Museum itu memiliki empat lantai yang masing-

masingnya mengungkap fase kehidupan Van Gogh dari kecil, perjuangannya belajar melukis, kisah penyakit mentalnya, hingga kematian. Fase tersebut diceritakan melalui rangkaian lukisan dan tulisan dan barang-barang peninggalan pribadi, terutama surat-surat pribadinya untuk sang kakak, Theo.

Souvenir shop museum menjual banyak reproduksi lukisan Van Gogh dan mengaplikasikannya ke berbagai macam benda, seperti pakaian, mug, hingga post card.Kemampuan pengelola museum untuk menata barang-barang museum tersebut hingga membuat pengungjung merasa didogengi membuat toko souvenir menjadi buruan.Setiap orang ingin memiliki memorabilia tentang Van Gogh.

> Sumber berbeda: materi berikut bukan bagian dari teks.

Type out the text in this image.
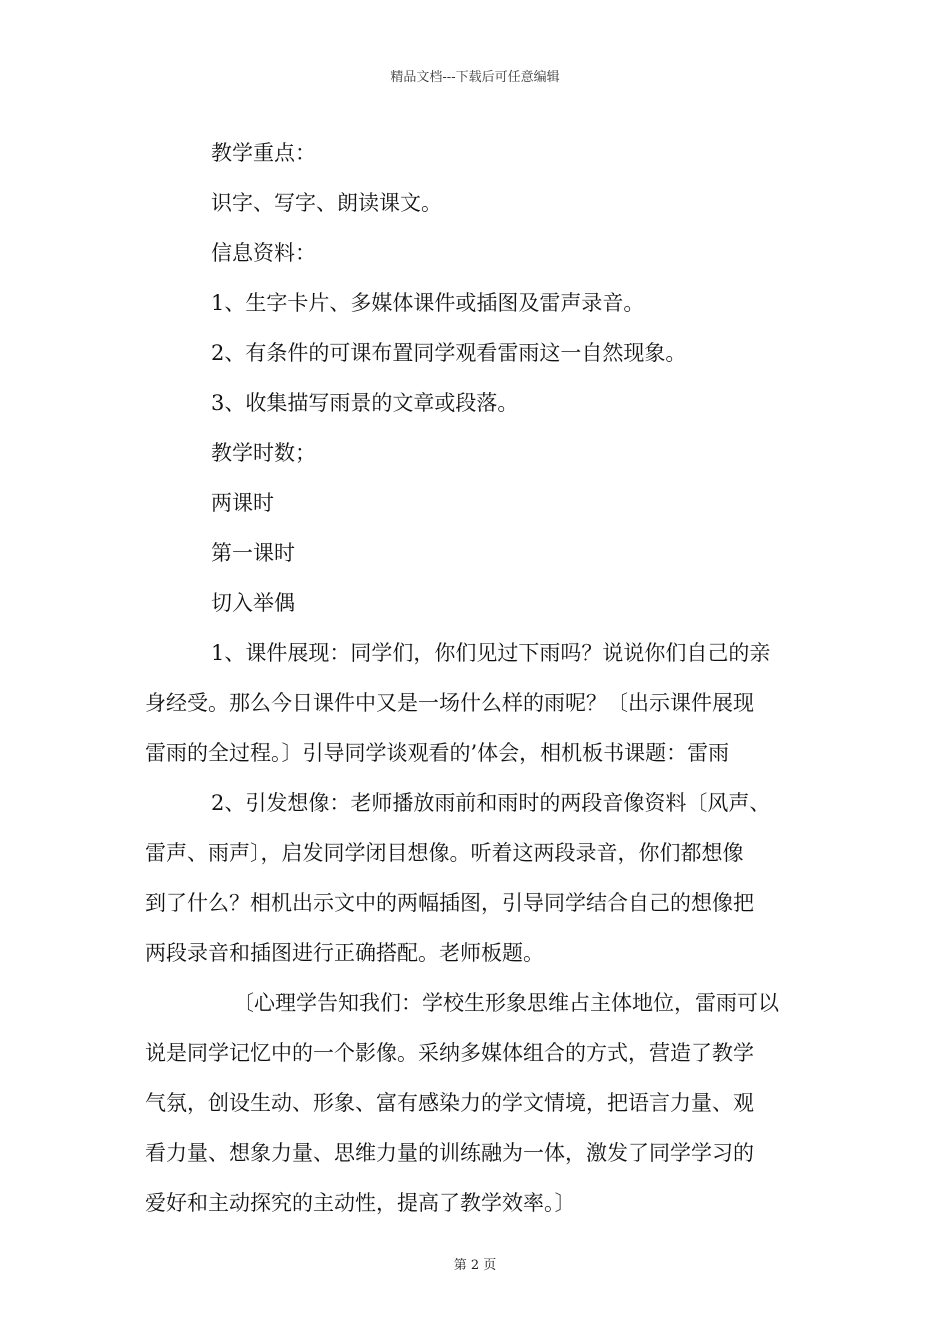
精品文档---下载后可任意编辑

教学重点：

识字、写字、朗读课文。

信息资料：

1、生字卡片、多媒体课件或插图及雷声录音。

2、有条件的可课布置同学观看雷雨这一自然现象。

3、收集描写雨景的文章或段落。

教学时数；

两课时

第一课时

切入举偶

1、课件展现：同学们，你们见过下雨吗？说说你们自己的亲

身经受。那么今日课件中又是一场什么样的雨呢？〔出示课件展现

雷雨的全过程。〕引导同学谈观看的’体会，相机板书课题：雷雨

2、引发想像：老师播放雨前和雨时的两段音像资料〔风声、

雷声、雨声〕，启发同学闭目想像。听着这两段录音，你们都想像

到了什么？相机出示文中的两幅插图，引导同学结合自己的想像把

两段录音和插图进行正确搭配。老师板题。

〔心理学告知我们：学校生形象思维占主体地位，雷雨可以

说是同学记忆中的一个影像。采纳多媒体组合的方式，营造了教学

气氛，创设生动、形象、富有感染力的学文情境，把语言力量、观

看力量、想象力量、思维力量的训练融为一体，激发了同学学习的

爱好和主动探究的主动性，提高了教学效率。〕

第 2 页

Hal lainnya yang patut diapresiasi dari Belanda adalah kemampuan mereka untuk bisa hidup di tengah ancaman tenggelam.Pada dasarnya mereka hidup di bawah air.Di daratan yanga lebih rendah dari permukaan lautan.Mereka membangun bendungan yang sangat tinggi untuk memagari negaranya dari air laut.

Kanal-kanal dibuat biar air bisa mengaliri kota pada level sewajarnya. Sejumlah kanal itu membelah kota Amsterdam dan menyambungnya dengan jembatan-jembatan kecil. Bila dilihat dari atas kapal yang mengitari kanal, dari bawah jembatan-jembatan tersebut tampak simetris dan jadi pemandangan menarik tersendiri. Salah satu rute kanal yang memiliki serangkai jembatan di sepanjangnya memberi kesan Venice yang kental.

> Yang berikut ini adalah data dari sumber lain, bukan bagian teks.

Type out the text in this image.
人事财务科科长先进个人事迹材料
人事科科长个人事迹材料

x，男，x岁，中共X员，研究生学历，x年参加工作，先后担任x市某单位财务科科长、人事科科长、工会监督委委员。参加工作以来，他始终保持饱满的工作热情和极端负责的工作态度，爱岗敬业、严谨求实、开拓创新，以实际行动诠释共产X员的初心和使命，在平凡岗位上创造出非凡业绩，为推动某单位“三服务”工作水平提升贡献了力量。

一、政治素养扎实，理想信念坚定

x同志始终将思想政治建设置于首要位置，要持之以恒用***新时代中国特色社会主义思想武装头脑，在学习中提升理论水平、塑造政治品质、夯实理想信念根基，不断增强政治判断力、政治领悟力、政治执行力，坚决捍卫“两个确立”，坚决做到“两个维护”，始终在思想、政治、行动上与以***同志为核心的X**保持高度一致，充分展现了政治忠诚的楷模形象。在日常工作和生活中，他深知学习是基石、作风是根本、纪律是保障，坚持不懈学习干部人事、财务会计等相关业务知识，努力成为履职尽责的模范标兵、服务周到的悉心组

Amsterdam berbagi nasib yang sama dengan Jakarta. Sejak dulu Jakarta sudah memiliki masalah banjir karena wilayahnya yang juga lebih rendah dari laut. Saya jadi punya asumsi mengapa ketika menjajah negara kita, Belanda memilih Jakarta sebagai ibu kota negara, yaitu biar mereka tetap bisa merasa di rumah.

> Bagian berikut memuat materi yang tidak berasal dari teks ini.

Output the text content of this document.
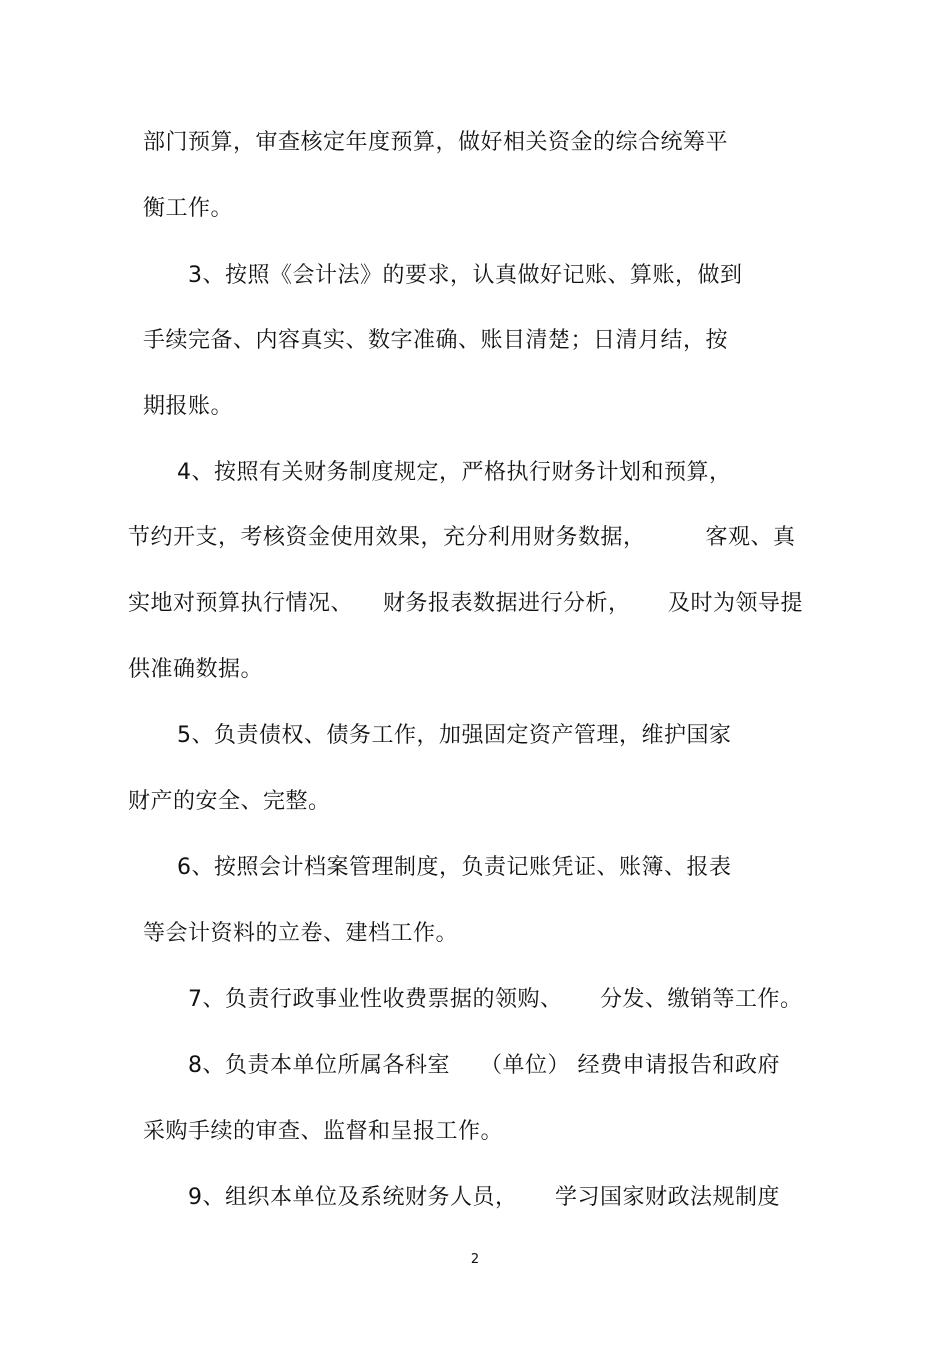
部门预算，审查核定年度预算，做好相关资金的综合统筹平
衡工作。
3、按照《会计法》的要求，认真做好记账、算账，做到
手续完备、内容真实、数字准确、账目清楚；日清月结，按
期报账。
4、按照有关财务制度规定，严格执行财务计划和预算，
节约开支，考核资金使用效果，充分利用财务数据，        客观、真
实地对预算执行情况、    财务报表数据进行分析，     及时为领导提
供准确数据。
5、负责债权、债务工作，加强固定资产管理，维护国家
财产的安全、完整。
6、按照会计档案管理制度，负责记账凭证、账簿、报表
等会计资料的立卷、建档工作。
7、负责行政事业性收费票据的领购、     分发、缴销等工作。
8、负责本单位所属各科室    （单位） 经费申请报告和政府
采购手续的审查、监督和呈报工作。
9、组织本单位及系统财务人员，     学习国家财政法规制度
2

Bangunan di Belanda umumnya memiliki tipe yang sama. Beratap tinggi dan berdempetan. Umumnya bangunan yang berdempetan itu memiliki lebar sekitar dua atau tiga kolom. Satu kolom rata-rata panjangnya sekitar 1,5 hingga 3 meter. Namun, ada satu bangunan di Amsterdam yang terdiri dari satu kolom. Sehingga, saat melihatnya dari atas kapal yang mengitari kanal, bangunan tersebut tampak begitu sempit.

Karena tinggi dan bentuk bangunan yang hampir mirip, sejumlah orang kaya di kota berusaha menampilkan berbagai ornamen mewah di bangunan yang mereka miliki sebagai pembeda. Rumah mewah biasanya ditandai dengan pahatan dan ukiran batu berbentuk dewa dewi atau memiliki aksen emas di dindingnya. Namun banyak juga penduduk Belanda yang tinggal di perahu-perahu di atas kanal. Untuk itu mereka tetap harus memiliki izin tempat tinggal.